CRN: Herr Ramacher, Sie blicken auf 25 Jahre Technologieentwicklung und vor allem die Vermarktung von Innovationen zurück. Was hat sich für einen Value Add Distributor wie ADN verändert, was sind Konstanten geblieben?

Das Unvorstellbare möglich, vor allem aber vermarktbar machen, das ist damals wie heute die Spezialität von Hermann Ramacher.
(Foto: ADN)

Hermann Ramacher: In den Anfängen von ADN diskutierten wir über lokale Einzelarbeitsplätze mit PC-gestützter Textverarbeitung. Mit den Lösungen von Citrix, unserem Partner der ersten Stunde, haben wir früh technologisch die Brücke zwischen lokalem und mobilem Arbeiten geschlagen. Es war damals eigentlich unvorstellbar, dass es möglich ist, von überall auf der Welt auf lokale Installationen zugreifen zu können. In den vergangenen 25 Jahren haben wir miterlebt, wie unser Partner Microsoft zur Standard-Lösung für Zusammenarbeit im Geschäftsumfeld geworden ist, und die Cloud hat unserem Business noch eine weitere spannende Komponente hinzugefügt.

CRN: Heißt spannend auch, dass IT und Digitalisierung heute viel komplizierter geworden sind als reines Reselling?

Ramacher: Digitalisierung, die Adaption von Innovationen und IT im Allgemeinen, ist ja heute - mehr denn je - ein überlebenswichtiger Faktor für Organisationen. Die Value Added Distribution, die Hersteller und unsere Partner sind mit den neuen Anforderungen gewachsen. Seit Ende der 90er wurden Schritt für Schritt Partnerprogramme weiterentwickelt. Früher ist viel spontan abgewickelt worden. Heute sind Partnerprogramme ein echtes Gütekriterium für die Channel-Orientierung eines Herstellers, die von Resellern und Distributoren Zertifizierungen einfordern, Partnern aber auch finanzielle Unterstützung für die Vermarktung bieten und gemeinsame Erfolge belohnen.

CRN: Was hat sich für einen VAD der ersten Stunde wie ADN nicht geändert?

Ramacher: Bei all den technologischen und organisatorischen Meilensteinen geht es für VADs nach wie vor darum, gemeinsam mit den Resellern neue Hersteller-Technologien in den Markt zu tragen. Als Value Added Distributor müssen wir für uns und unsere Partner entscheiden, welche Lösungen wir für disruptive Technologien halten und wie wir unser Portfolio im Sinne unserer Partner mit erweitern. Als VAD war und ist ADN auch in Zukunft Botschafter neuer Technologien und Pionier, der marktrelevante Themen zusammen mit Herstellern und Partnern vorantreibt.

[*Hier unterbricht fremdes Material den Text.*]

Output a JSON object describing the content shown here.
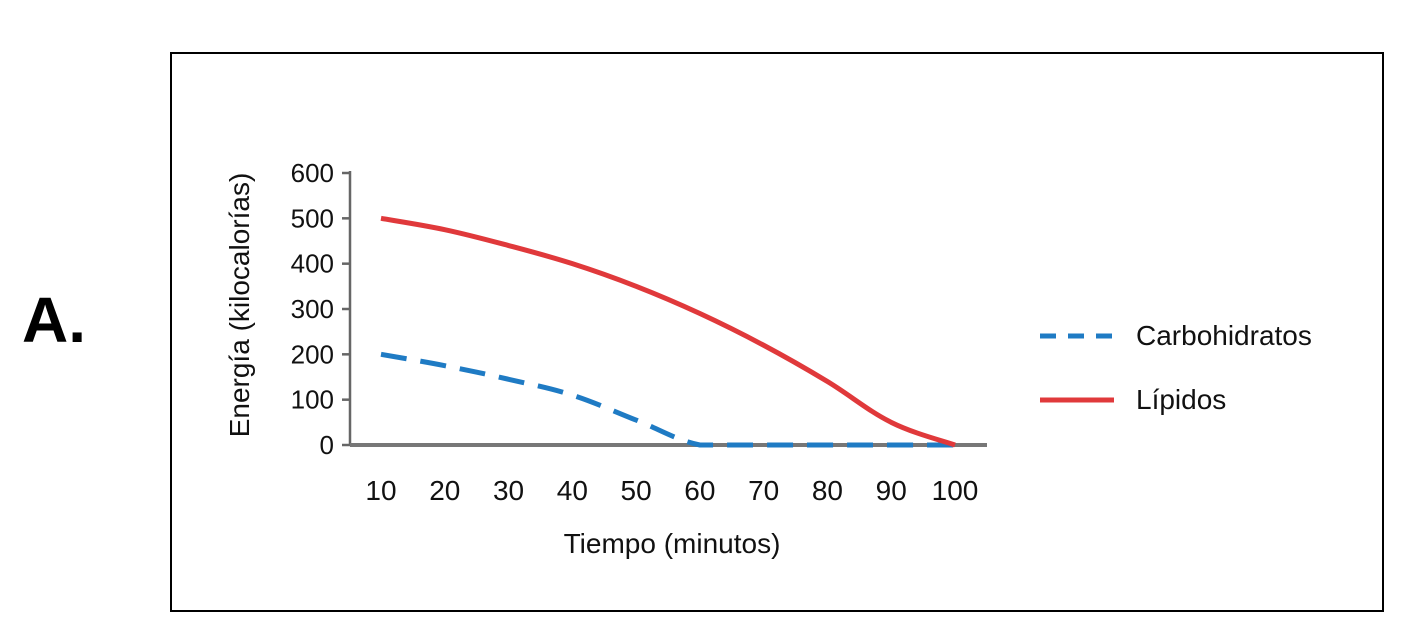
{
  "panel_label": "A.",
  "chart_data": {
    "type": "line",
    "xlabel": "Tiempo (minutos)",
    "ylabel": "Energía (kilocalorías)",
    "x": [
      10,
      20,
      30,
      40,
      50,
      60,
      70,
      80,
      90,
      100
    ],
    "ylim": [
      0,
      600
    ],
    "yticks": [
      0,
      100,
      200,
      300,
      400,
      500,
      600
    ],
    "grid": false,
    "legend_position": "right",
    "series": [
      {
        "name": "Carbohidratos",
        "color": "#1f7bc4",
        "line_style": "dashed",
        "values": [
          200,
          175,
          145,
          110,
          55,
          0,
          0,
          0,
          0,
          0
        ]
      },
      {
        "name": "Lípidos",
        "color": "#e0393b",
        "line_style": "solid",
        "values": [
          500,
          475,
          440,
          400,
          350,
          290,
          220,
          140,
          50,
          0
        ]
      }
    ]
  }
}
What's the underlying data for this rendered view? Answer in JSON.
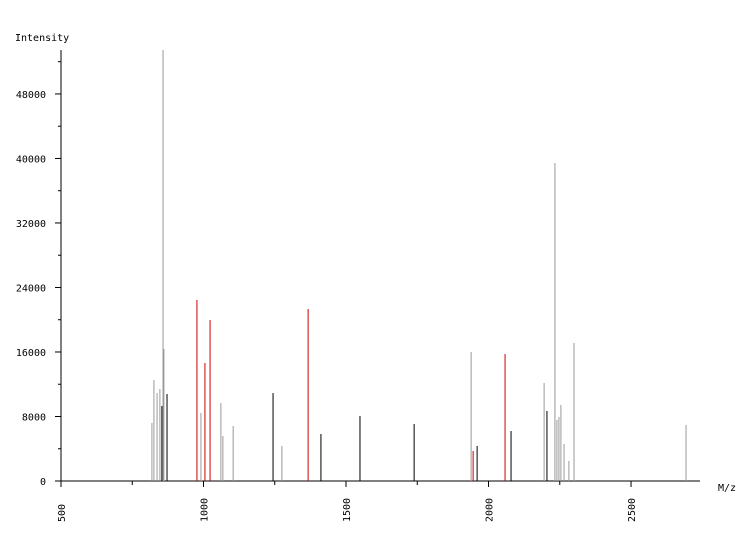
{
  "chart_data": {
    "type": "stem",
    "y_label": "Intensity",
    "x_label": "M/z",
    "xlim": [
      500,
      2742
    ],
    "ylim": [
      0,
      53450
    ],
    "xticks": [
      500,
      1000,
      1500,
      2000,
      2500
    ],
    "xminorticks": [
      750,
      1250,
      1750,
      2250
    ],
    "yticks": [
      0,
      8000,
      16000,
      24000,
      32000,
      40000,
      48000
    ],
    "yminorticks": [
      4000,
      12000,
      20000,
      28000,
      36000,
      44000,
      52000
    ],
    "series": [
      {
        "color": "#999999",
        "x": [
          819,
          826,
          837,
          847,
          858,
          861,
          991,
          1061,
          1068,
          1104,
          1275,
          1939,
          2195,
          2233,
          2240,
          2247,
          2254,
          2265,
          2282,
          2300,
          2693
        ],
        "values": [
          7190,
          12530,
          10910,
          11410,
          53450,
          16370,
          8430,
          9670,
          5580,
          6820,
          4340,
          16000,
          12150,
          39440,
          7570,
          7940,
          9430,
          4590,
          2480,
          17120,
          6950
        ]
      },
      {
        "color": "#000000",
        "x": [
          854,
          872,
          1244,
          1412,
          1549,
          1739,
          1960,
          2079,
          2205
        ],
        "values": [
          9300,
          10790,
          10910,
          5830,
          8060,
          7070,
          4340,
          6200,
          8680
        ]
      },
      {
        "color": "#cc0000",
        "x": [
          977,
          1005,
          1023,
          1367,
          1946,
          2058
        ],
        "values": [
          22450,
          14630,
          19970,
          21330,
          3720,
          15750
        ]
      }
    ]
  }
}
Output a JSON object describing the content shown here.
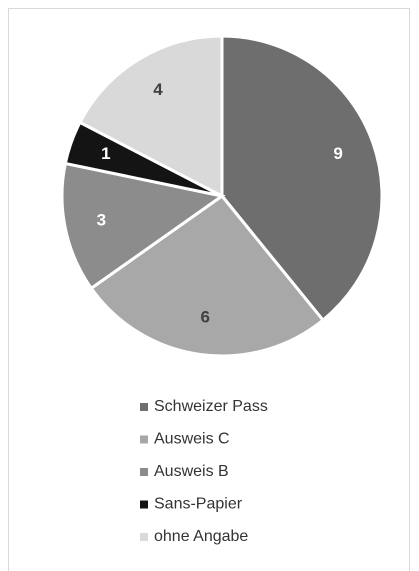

CRN: VADs versprechen, neudeutsch gesprochen: »Enablement«. Wie kann ADN für Systemhäuser, aber auch Hersteller Komplexität reduzieren?

Ramacher: Know-how ist in unserem Business das A und O! Insbesondere der Aufbau von Cloud-Szenarien erfordert bei uns als VAD, aber auch bei unseren Partnern tiefgreifendes Wissen in vielen verschiedenen Bereichen: Storage, Security, Networking, Data Center, Lizenzierung und vieles mehr. Unsere Aufgabe ist es insbesondere, das erforderliche, lösungsübergreifende Know-how den Partnern mit unserem Schulungsangebot zu vermitteln. Wir zeigen ihnen auf, welche Qualifikationen und Zertifizierungen erforderlich sind und begleiten sie mit der ADN Akademie bei ihrem individuellen Know-how-Aufbau. Durch die Vielschichtigkeit von Infrastrukturen und immer mehr beratungsintensive Lösungen registrieren wir steigende Nachfrage nach unseren Professional Services und Dienstleistungen, die ein integraler Bestandteil unserer DNA bei ADN sind.